What sums the film up, I think, is not the strange weather plot, which is rendered virtually incomprehensible thanks to a last minute edit that removed nearly a half-hour of footage - ordinarily I object to such vandalism, but it has the merit of making The Avengers shorter, and that is an absolute good - nor the demented manhandling of the Steed-Peel relationship, nor the godawful faux-Shirley Bassey song about storms over the end credits, nor the confusing action sequences in which director Jeremiah Chechik proved that light family comedies and quirky romances are not good practice for effects-driven thrillers (though the CGI itself is sort of good, in that late-'90s "we only have enough time and money for a couple of big scenes, so make 'em count" way), but the bees. The mechanical flying bees the size of go-karts that for no obvious reason chase Steed and Mrs Peel out of de Wynter's secret lair. What the fuck with the bees? Because, bees are famously sensitive to changes in the weather and that is why they sometimes die out mysteriously? I don't even know if that was a new story yet in 1998. But, I mean, big damn metal bees, a whole squadron of them. Compared to that, even James Bond's notorious invisible car is damn near sane.
Addendum: How did I manage to forget the most important part? One of the most galling and hateful things about the whole movie is its theme park idea of England, doubly obnoxious in light of how essentially British the original show was, in its humor, its performance style, its narrative sensibility, and its cultural commentary. The 1998 movie was made, apparently, by people who weren't even aware that there was a real-world United Kingdom that exists outside of wacky comedies, and everything is ratcheted up to such twee extremes that I'd assume it was a parody if anything else in the whole movie seemed to be even marginally intelligent.
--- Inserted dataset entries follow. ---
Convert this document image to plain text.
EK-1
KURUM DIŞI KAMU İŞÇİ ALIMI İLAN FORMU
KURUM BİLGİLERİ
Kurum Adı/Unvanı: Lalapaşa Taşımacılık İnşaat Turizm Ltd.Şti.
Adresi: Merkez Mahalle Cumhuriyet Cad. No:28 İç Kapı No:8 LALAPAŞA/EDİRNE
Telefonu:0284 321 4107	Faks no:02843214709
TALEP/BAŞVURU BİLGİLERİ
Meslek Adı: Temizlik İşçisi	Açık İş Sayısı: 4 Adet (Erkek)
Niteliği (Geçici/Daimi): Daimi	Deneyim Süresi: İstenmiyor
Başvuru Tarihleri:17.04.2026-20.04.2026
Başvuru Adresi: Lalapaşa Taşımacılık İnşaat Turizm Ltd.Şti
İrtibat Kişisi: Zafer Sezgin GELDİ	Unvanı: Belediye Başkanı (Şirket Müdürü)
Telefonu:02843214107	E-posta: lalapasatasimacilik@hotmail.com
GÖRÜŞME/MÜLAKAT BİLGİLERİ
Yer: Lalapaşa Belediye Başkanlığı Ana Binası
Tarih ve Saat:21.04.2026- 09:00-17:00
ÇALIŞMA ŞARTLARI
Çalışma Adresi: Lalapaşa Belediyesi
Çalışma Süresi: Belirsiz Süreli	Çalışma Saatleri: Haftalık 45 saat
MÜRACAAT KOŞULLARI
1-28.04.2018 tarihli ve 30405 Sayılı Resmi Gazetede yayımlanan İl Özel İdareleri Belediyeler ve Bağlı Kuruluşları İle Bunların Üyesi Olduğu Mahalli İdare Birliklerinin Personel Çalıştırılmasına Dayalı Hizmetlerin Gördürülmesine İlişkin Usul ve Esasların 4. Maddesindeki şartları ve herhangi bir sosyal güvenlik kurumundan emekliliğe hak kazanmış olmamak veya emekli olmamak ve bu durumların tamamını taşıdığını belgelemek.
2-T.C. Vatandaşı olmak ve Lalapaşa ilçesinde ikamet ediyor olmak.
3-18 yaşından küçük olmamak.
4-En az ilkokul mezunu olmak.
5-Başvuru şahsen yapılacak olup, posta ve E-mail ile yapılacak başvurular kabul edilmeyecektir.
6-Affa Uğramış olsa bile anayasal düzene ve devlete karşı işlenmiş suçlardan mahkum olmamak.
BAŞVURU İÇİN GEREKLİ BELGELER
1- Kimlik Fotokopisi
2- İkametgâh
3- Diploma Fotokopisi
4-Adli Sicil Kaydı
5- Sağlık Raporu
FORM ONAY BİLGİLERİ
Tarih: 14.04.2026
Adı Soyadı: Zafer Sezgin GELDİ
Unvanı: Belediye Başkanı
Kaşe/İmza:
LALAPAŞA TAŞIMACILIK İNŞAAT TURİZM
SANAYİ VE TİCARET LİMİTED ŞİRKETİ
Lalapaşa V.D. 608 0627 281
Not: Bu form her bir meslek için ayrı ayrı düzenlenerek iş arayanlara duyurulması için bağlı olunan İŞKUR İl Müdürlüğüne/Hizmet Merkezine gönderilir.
In this film, for example, there are at least three separate moments where the plot is literally stopped in place so that the characters can enjoy their afternoon tea - I say "at least", because truth be told, there was a stretch of time where I realised that I hadn't been paying attention, and I might have missed one. Not, by the way, "I feel asleep", or "I was doing something with the TV on in the background": while staring at the screen and doing absolutely nothing else, I hit a wall where I simply stopped processing the movie for a few minutes, probably because my brain was trying to murder itself. And that, I'd wager, is the best measure of just how wretched the movie is.